Онтология математического дискурса | страница 62



Мы вынуждены, прежде всего, констатировать, что в дискурсе никогда не представлен целый объект. Мы видели, что наше рассуждение о любом предмете представляет собой попытку его последовательной актуализации. Но в каком виде существует актуализированный предмет? Только в виде следа. Оказавшись в прошлом, он теряет статус действительного и должен быть вновь актуализирован, чтобы вновь стать предметом рассуждения. Таким образом предметом рассуждения может быть только один объект, тот который конструируется сейчас. Актуально то, что связано с настоящим временем. Но и тот предмет, который сейчас конструируется отнюдь не является предметом дискурса. Он не может присутствовать в дискурсе как целый объект, поскольку создается как последовательность частей. Всякая построенная часть превращается в след и ее также нужно вновь актуализировать, чтобы вернуть ей ее предметность. Актуально присутствует в дискурсе только точка - лишь она может существовать сейчас, в настоящем. Только точка может быть не следом, а актуальным объектом. Пытаясь извлечь предмет нашего рассуждения из прошлого, мы также можем извлечь лишь точку. Мы будем последовательно обращать внимание на одну точку за другой, но всякая точка, связанная с прошлым моментом будет тут же вновь обращаться в след и ускользать от нас.

Здесь можно увидеть неожиданную аналогию между математическим дискурсом и восприятием музыки. Оценить достоинства произведения можно лишь услышав его как нечто целое. Даже простенькая мелодия представляет собой последовательность звуков. Но лишь один звук воспринимается актуально, только одна нота или аккорд может звучать сейчас. Все произведение остается в прошлом и его актуализация еще более затруднительна, чем актуализация математического предмета, который по крайней мере представлен перед глазами.
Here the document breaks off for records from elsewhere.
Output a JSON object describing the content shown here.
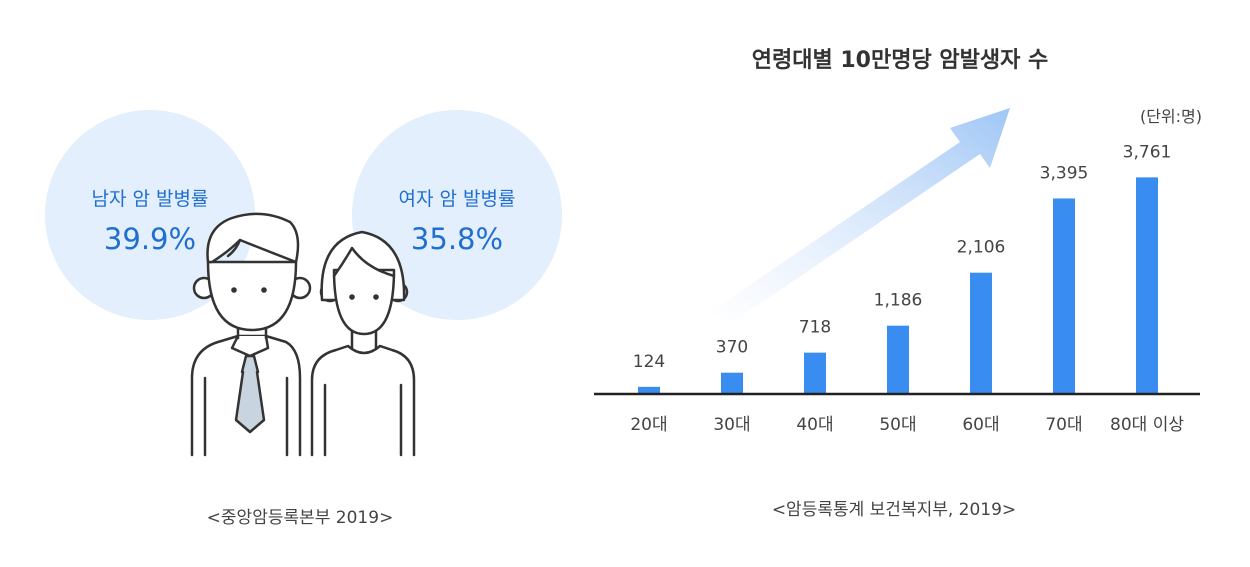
{
  "figures": {
    "male": {
      "label": "남자 암 발병률",
      "rate": "39.9%"
    },
    "female": {
      "label": "여자 암 발병률",
      "rate": "35.8%"
    },
    "source": "<중앙암등록본부 2019>"
  },
  "chart_data": {
    "type": "bar",
    "title": "연령대별 10만명당 암발생자 수",
    "unit_label": "(단위:명)",
    "categories": [
      "20대",
      "30대",
      "40대",
      "50대",
      "60대",
      "70대",
      "80대 이상"
    ],
    "values": [
      124,
      370,
      718,
      1186,
      2106,
      3395,
      3761
    ],
    "value_labels": [
      "124",
      "370",
      "718",
      "1,186",
      "2,106",
      "3,395",
      "3,761"
    ],
    "ylim": [
      0,
      4200
    ],
    "grid": false,
    "source": "<암등록통계 보건복지부, 2019>",
    "bar_color": "#3a8df0"
  }
}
Описанная трудность была предметом весьма пространного рассуждения Бл. Августина, который, пытаясь рассмотреть темпоральную природу восприятия, пришел к выводу, что существует только настоящее ([1], с. 297). Августин недоумевает, как можно сравнивать по длительности различные промежутки времени, когда каждый такой промежуток относится к прошлому или к будущему и не может быть целиком представлен сравнивающему (с. 293-294). Он также задается вопросом, как можно говорить о прошлых и будущих событиях: ведь говорить о них, значит говорить о том, чего нет. Как например, можно, видя зарю, предсказывать восход солнца и даже представлять его. Последнее, поясняет Августин, возможно, только если представление восхода, которому надлежит произойти в будущем, присутствует как настоящее в душе. Воображаемая картина восхода есть также настоящее, как и созерцаемая картина зари. Способность воображения позволяет актуализировать несуществующее, делая его сущим (с.296-297). Точно также становится сущим и прошлое, которое актуализируется, благодаря памяти. Августин пишет: "Совершенно ясно теперь одно: ни будущего, ни прошлого нет, и неправильно говорить о существовании трех времен: прошедшего настоящего и будущего. Правильней было бы, пожалуй говорить так: есть три времени - настоящее прошедшего, настоящее настоящего и настоящее будущего. Некие три времени эти существуют в нашей душе и нигде в другом месте я их не вижу: настоящее прошедшего - это память; настоящее настоящего - его непосредственное созерцание; настоящее будущего - его ожидание" (с. 297, курсив мой - Г.Г.).